Ils soutiennent que :
- la décision attaquée n’est pas suffisamment motivée ;
- elle méconnaît les dispositions des dispositions des articles D. 131-11-10 et suivants du code de l’éducation ;
- elle méconnait les stipulations de l’article 3-1 de la convention internationale relative aux droits de l’enfant ;
- elle méconnaît les dispositions de l’article L. 131-5 du code de l’éducation ;
- elle est entachée d’une erreur manifeste d’appréciation.
Par des mémoires en défense, enregistrés les 12 septembre 2025 et 8 octobre 2025, le recteur de l’académie de Reims conclut au rejet de la requête.
Il fait valoir que les moyens soulevés par les requérants ne sont pas fondés.
Par ordonnance du 8 octobre 2025, la clôture d’instruction a été fixée au 30 octobre 2025.

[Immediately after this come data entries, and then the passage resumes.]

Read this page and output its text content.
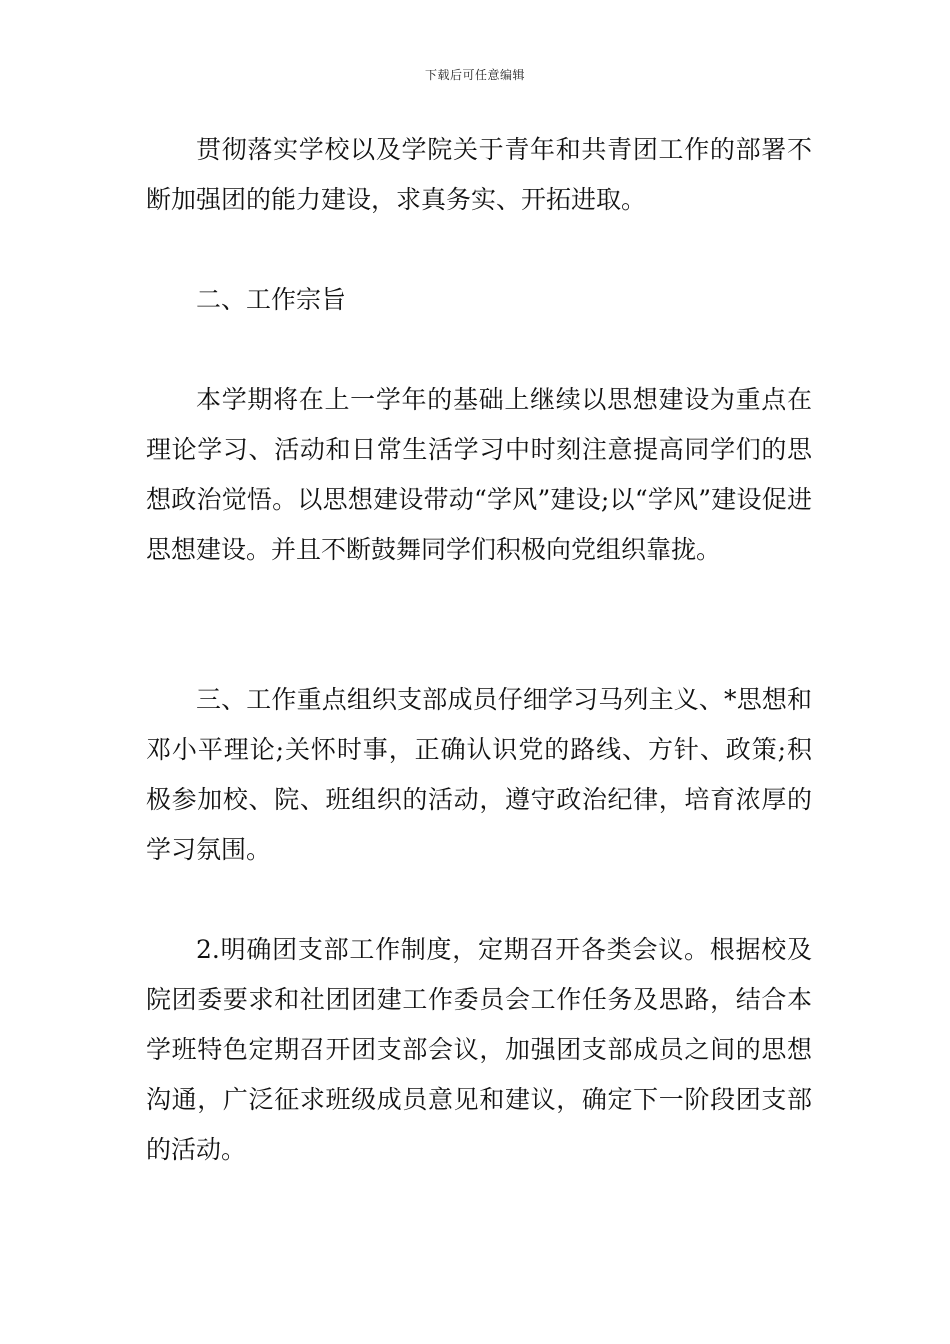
下载后可任意编辑

贯彻落实学校以及学院关于青年和共青团工作的部署不断加强团的能力建设，求真务实、开拓进取。

二、工作宗旨

本学期将在上一学年的基础上继续以思想建设为重点在理论学习、活动和日常生活学习中时刻注意提高同学们的思想政治觉悟。以思想建设带动“学风”建设;以“学风”建设促进思想建设。并且不断鼓舞同学们积极向党组织靠拢。

三、工作重点组织支部成员仔细学习马列主义、*思想和邓小平理论;关怀时事，正确认识党的路线、方针、政策;积极参加校、院、班组织的活动，遵守政治纪律，培育浓厚的学习氛围。

2.明确团支部工作制度，定期召开各类会议。根据校及院团委要求和社团团建工作委员会工作任务及思路，结合本学班特色定期召开团支部会议，加强团支部成员之间的思想沟通，广泛征求班级成员意见和建议，确定下一阶段团支部的活动。
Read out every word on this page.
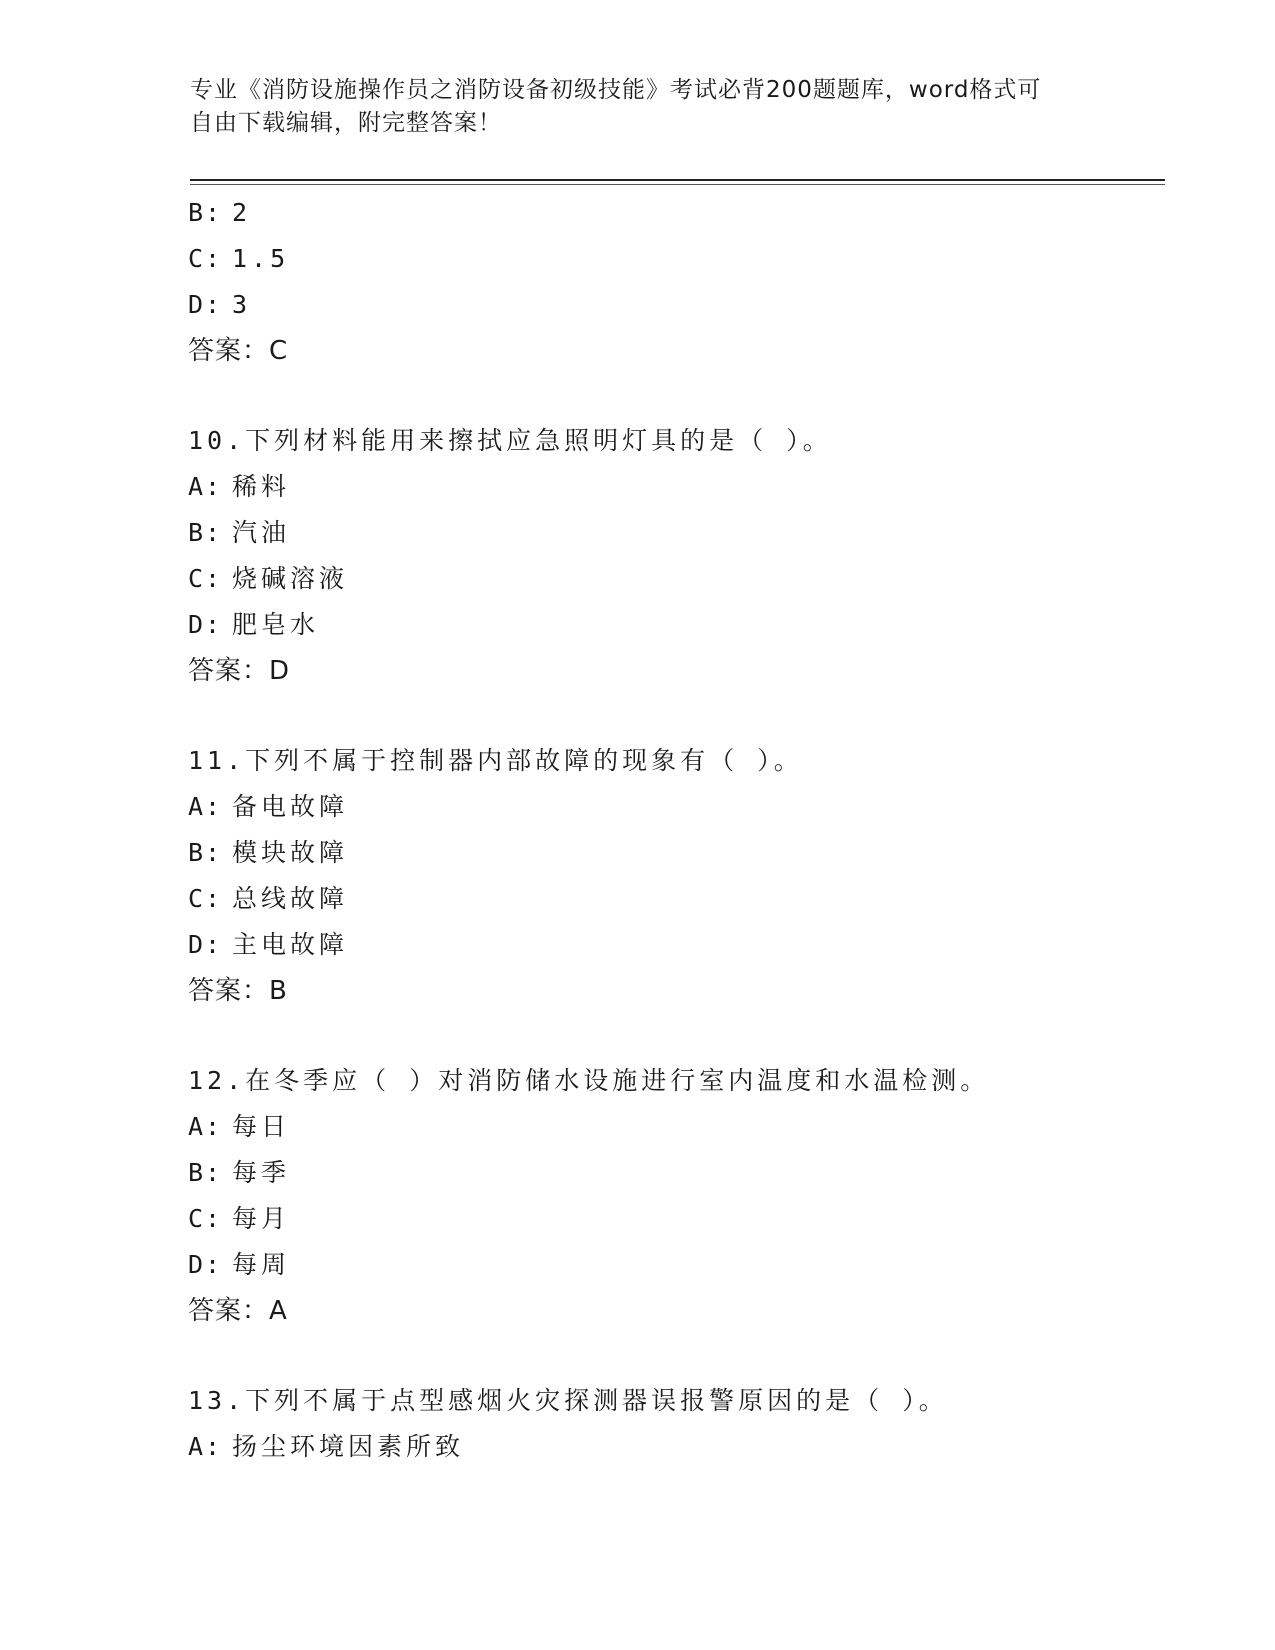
专业《消防设施操作员之消防设备初级技能》考试必背200题题库，word格式可
自由下载编辑，附完整答案！
B: 2
C: 1.5
D: 3
答案：C
10.下列材料能用来擦拭应急照明灯具的是（ ）。
A: 稀料
B: 汽油
C: 烧碱溶液
D: 肥皂水
答案：D
11.下列不属于控制器内部故障的现象有（ ）。
A: 备电故障
B: 模块故障
C: 总线故障
D: 主电故障
答案：B
12.在冬季应（ ）对消防储水设施进行室内温度和水温检测。
A: 每日
B: 每季
C: 每月
D: 每周
答案：A
13.下列不属于点型感烟火灾探测器误报警原因的是（ ）。
A: 扬尘环境因素所致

Par application de l’article R. 611-7 du code de justice administrative, les parties ont été informées, par courrier du 12 septembre 2025, que le jugement était susceptible d’être fondé sur un moyen relevé d’office tiré de l’irrecevabilité des conclusions à fin d’annulation dirigées contre la décision du 6 juin 2025 de la directrice académique des services de l’éducation nationale
de la Marne, qui a été remplacée par la décision du 16 juillet 2025 prise sur recours administratif préalable obligatoire.
M. et Mme B… ont été admis au bénéfice de l’aide juridictionnelle totale par une décision du 17 octobre 2025.

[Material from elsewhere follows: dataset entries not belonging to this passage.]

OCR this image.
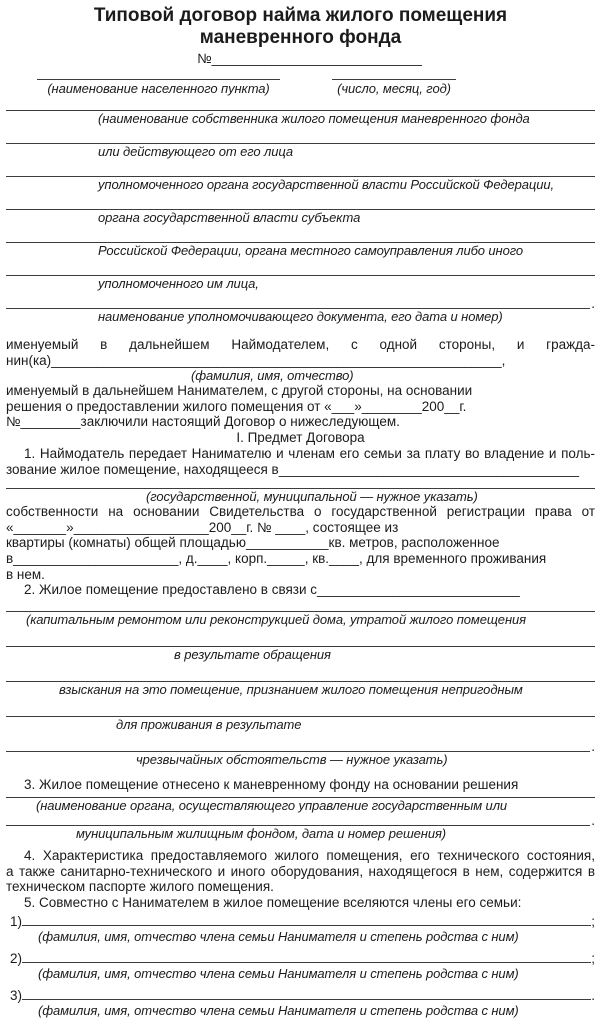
Типовой договор найма жилого помещения
маневренного фонда
№____________________________
(наименование населенного пункта)	(число, месяц, год)
(наименование собственника жилого помещения маневренного фонда
или действующего от его лица
уполномоченного органа государственной власти Российской Федерации,
органа государственной власти субъекта
Российской Федерации, органа местного самоуправления либо иного
уполномоченного им лица,
.
наименование уполномочивающего документа, его дата и номер)
именуемый в дальнейшем Наймодателем, с одной стороны, и гражда-
нин(ка)____________________________________________________________,
(фамилия, имя, отчество)
именуемый в дальнейшем Нанимателем, с другой стороны, на основании
решения о предоставлении жилого помещения от «___»________200__г.
№________заключили настоящий Договор о нижеследующем.
I. Предмет Договора
1. Наймодатель передает Нанимателю и членам его семьи за плату во владение и поль-
зование жилое помещение, находящееся в________________________________________
(государственной, муниципальной — нужное указать)
собственности на основании Свидетельства о государственной регистрации права от
«_______»__________________200__г. № ____, состоящее из
квартиры (комнаты) общей площадью___________кв. метров, расположенное
в______________________, д.____, корп._____, кв.____, для временного проживания
в нем.
2. Жилое помещение предоставлено в связи с___________________________
(капитальным ремонтом или реконструкцией дома, утратой жилого помещения
в результате обращения
взыскания на это помещение, признанием жилого помещения непригодным
для проживания в результате
.
чрезвычайных обстоятельств — нужное указать)
3. Жилое помещение отнесено к маневренному фонду на основании решения
(наименование органа, осуществляющего управление государственным или
.
муниципальным жилищным фондом, дата и номер решения)
4. Характеристика предоставляемого жилого помещения, его технического состояния,
а также санитарно-технического и иного оборудования, находящегося в нем, содержится в
техническом паспорте жилого помещения.
5. Совместно с Нанимателем в жилое помещение вселяются члены его семьи:
1)	;
(фамилия, имя, отчество члена семьи Нанимателя и степень родства с ним)
2)	;
(фамилия, имя, отчество члена семьи Нанимателя и степень родства с ним)
3)	.
(фамилия, имя, отчество члена семьи Нанимателя и степень родства с ним)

II/ Par une requête et un mémoire, enregistrés les 25 juillet 2025 et 30 septembre 2025 sous le n° 2502438, M. et Mme B…, représentés par Me Opyrchal au tribunal :
1°) d’annuler la décision du 17 juin 2025 par laquelle la directrice académique des services de l’éducation nationale de la Marne a rejeté leur demande d’instruction dans la famille pour leur enfant F… B… au titre de l’année scolaire 2025-2026 ainsi que la décision
du 16 juillet 2025 par laquelle la commission de l’académie de Reims a rejeté le recours administratif préalable obligatoire exercé contre la décision susvisée du 17 juin 2025 ;
2°) d’enjoindre à la directrice académique des services de l’éducation nationale
de la Marne de leur accorder l’autorisation d’instruire dans la famille leur fille F… B… au titre de l’année scolaire 2025-2026 ;
3°) de mettre à la charge de l’Etat la somme de 1 500 euros sur le fondement de l’article L. 761-1 du code de justice administrative.
Ils soutiennent que :
- la décision attaquée n’est pas suffisamment motivée ;
- elle méconnaît les dispositions des dispositions des articles D. 131-11-10 et suivants du code de l’éducation ;
- elle méconnait les stipulations de l’article 3-1 de la convention internationale relative aux droits de l’enfant ;
- elle méconnaît les dispositions de l’article L. 131-5 du code de l’éducation ;
- elle est entachée d’une erreur manifeste d’appréciation.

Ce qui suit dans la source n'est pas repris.